As we drove through the beautiful hillside to Sololá, I started thinking about how I was going to get the point across in Spanish to the doctors or nurses or both that we would meet at the emergency room. All I kept thinking is, I'm willing to fight someone to make sure this child is admitted. And as God would have it, the nurse I met that day looked at me and said, "¡Gracias a Dios que traen este bebe al hospital!" Thank God you all brought this baby to the hospital. Immediately, I knew our journey was into compassionate and knowledgeable hands. He had a nasal cannula in his tiny nostrils within 5 minutes after she tried and tried to get a pulse oximetry reading on him and could not. He was back to X-ray within 10 minutes. It was a much smoother process than I had concocted in my mind. So we left this family there, in capable hands.
I have had a few difficult patient/family conversations before and they can be difficult. I just hope I was gentle enough with this mom.

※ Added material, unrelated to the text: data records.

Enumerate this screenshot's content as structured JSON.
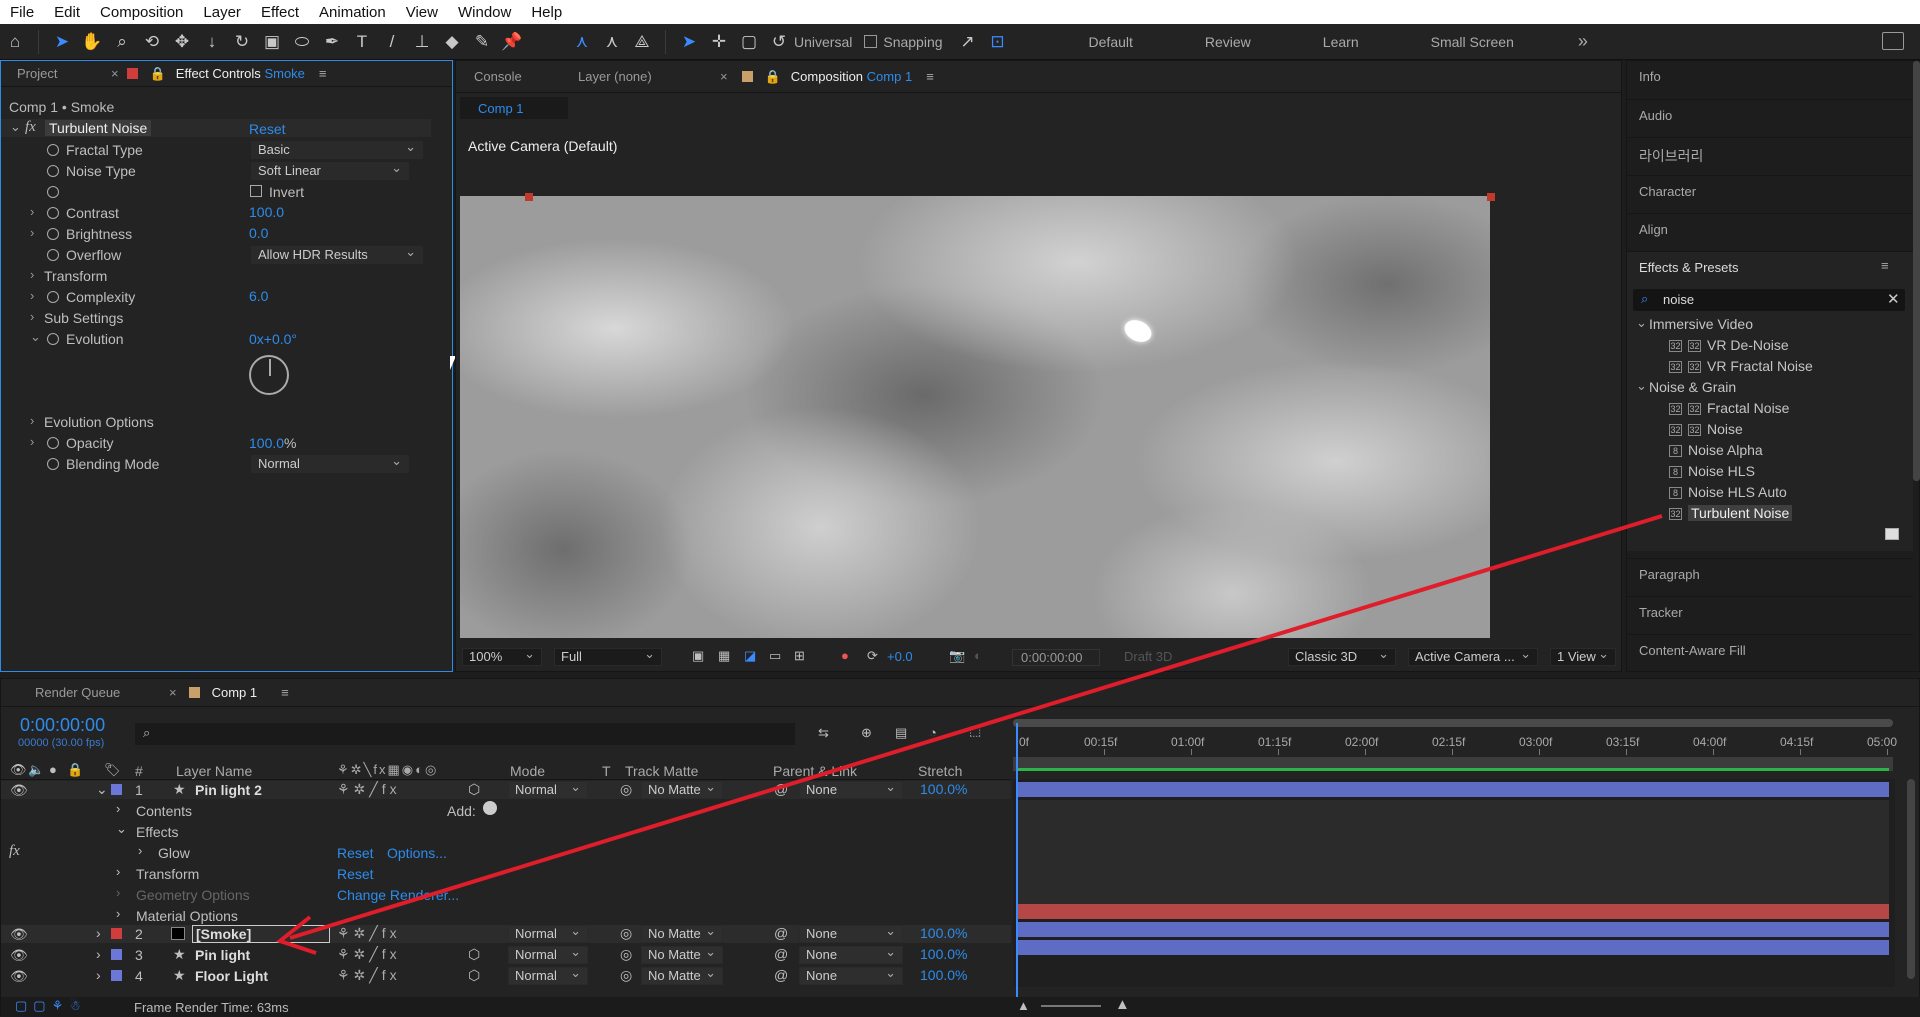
{
  "menu": [
    "File",
    "Edit",
    "Composition",
    "Layer",
    "Effect",
    "Animation",
    "View",
    "Window",
    "Help"
  ],
  "toolbar": {
    "universal": "Universal",
    "snapping": "Snapping",
    "workspaces": [
      "Default",
      "Review",
      "Learn",
      "Small Screen"
    ]
  },
  "effect_controls": {
    "tabs": {
      "project": "Project",
      "ec_prefix": "Effect Controls",
      "ec_layer": "Smoke"
    },
    "breadcrumb": "Comp 1 • Smoke",
    "effect_name": "Turbulent Noise",
    "reset": "Reset",
    "props": {
      "fractal_type": "Fractal Type",
      "fractal_type_val": "Basic",
      "noise_type": "Noise Type",
      "noise_type_val": "Soft Linear",
      "invert": "Invert",
      "contrast": "Contrast",
      "contrast_val": "100.0",
      "brightness": "Brightness",
      "brightness_val": "0.0",
      "overflow": "Overflow",
      "overflow_val": "Allow HDR Results",
      "transform": "Transform",
      "complexity": "Complexity",
      "complexity_val": "6.0",
      "sub_settings": "Sub Settings",
      "evolution": "Evolution",
      "evolution_val": "0x+0.0°",
      "evolution_options": "Evolution Options",
      "opacity": "Opacity",
      "opacity_val": "100.0",
      "opacity_unit": "%",
      "blending_mode": "Blending Mode",
      "blending_mode_val": "Normal"
    }
  },
  "viewer": {
    "tabs": {
      "console": "Console",
      "layer": "Layer (none)",
      "comp_prefix": "Composition",
      "comp_name": "Comp 1"
    },
    "subtab": "Comp 1",
    "camera_label": "Active Camera (Default)",
    "footer": {
      "zoom": "100%",
      "quality": "Full",
      "exposure": "+0.0",
      "timecode": "0:00:00:00",
      "draft": "Draft 3D",
      "renderer": "Classic 3D",
      "camera": "Active Camera ...",
      "views": "1 View"
    }
  },
  "right_panel": {
    "top_items": [
      "Info",
      "Audio",
      "라이브러리",
      "Character",
      "Align"
    ],
    "effects_title": "Effects & Presets",
    "search_value": "noise",
    "groups": [
      {
        "name": "Immersive Video",
        "items": [
          "VR De-Noise",
          "VR Fractal Noise"
        ]
      },
      {
        "name": "Noise & Grain",
        "items": [
          "Fractal Noise",
          "Noise",
          "Noise Alpha",
          "Noise HLS",
          "Noise HLS Auto",
          "Turbulent Noise"
        ]
      }
    ],
    "bottom_items": [
      "Paragraph",
      "Tracker",
      "Content-Aware Fill"
    ]
  },
  "timeline": {
    "tabs": {
      "render_queue": "Render Queue",
      "comp": "Comp 1"
    },
    "timecode": "0:00:00:00",
    "fps": "00000 (30.00 fps)",
    "headers": {
      "num": "#",
      "layer_name": "Layer Name",
      "mode": "Mode",
      "t": "T",
      "track_matte": "Track Matte",
      "parent": "Parent & Link",
      "stretch": "Stretch"
    },
    "ruler": [
      "0f",
      "00:15f",
      "01:00f",
      "01:15f",
      "02:00f",
      "02:15f",
      "03:00f",
      "03:15f",
      "04:00f",
      "04:15f",
      "05:00"
    ],
    "layer1": {
      "num": "1",
      "name": "Pin light 2",
      "mode": "Normal",
      "matte": "No Matte",
      "parent": "None",
      "stretch": "100.0%"
    },
    "sub": {
      "contents": "Contents",
      "add": "Add:",
      "effects": "Effects",
      "glow": "Glow",
      "reset": "Reset",
      "options": "Options...",
      "transform": "Transform",
      "reset2": "Reset",
      "geometry": "Geometry Options",
      "change_renderer": "Change Renderer...",
      "material": "Material Options"
    },
    "layers": [
      {
        "num": "2",
        "name": "[Smoke]",
        "mode": "Normal",
        "matte": "No Matte",
        "parent": "None",
        "stretch": "100.0%",
        "color": "#d13d3d"
      },
      {
        "num": "3",
        "name": "Pin light",
        "mode": "Normal",
        "matte": "No Matte",
        "parent": "None",
        "stretch": "100.0%",
        "color": "#6b78d8"
      },
      {
        "num": "4",
        "name": "Floor Light",
        "mode": "Normal",
        "matte": "No Matte",
        "parent": "None",
        "stretch": "100.0%",
        "color": "#6b78d8"
      }
    ],
    "status": "Frame Render Time: 63ms"
  }
}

That day I think about often now. The importance of taking your time and making sure all involved know what is going on. The importance of having a medical team that can maintain calm when things become critical within seconds. To be a part of a group that has doctors that are thorough in their assessment of their patients. I am blessed beyond measure to have encountered Jose Daniel. I am lucky to say that I got to be the one to have a heart to heart with his mother. I am lucky to have been the last one to leave the emergency room when his mother had her breakdown. And Jose Daniel is lucky to have the mom he has. That she followed the prescription of the physician. I'm glad we didn't let her just do the weight and length as she had wanted. I'm proud of the students as they were flexible and able to move into positions to cover the spots myself and Rabbi left open. I'm just grateful. I am praying for you every day Jose Daniel. I'm praying for you always.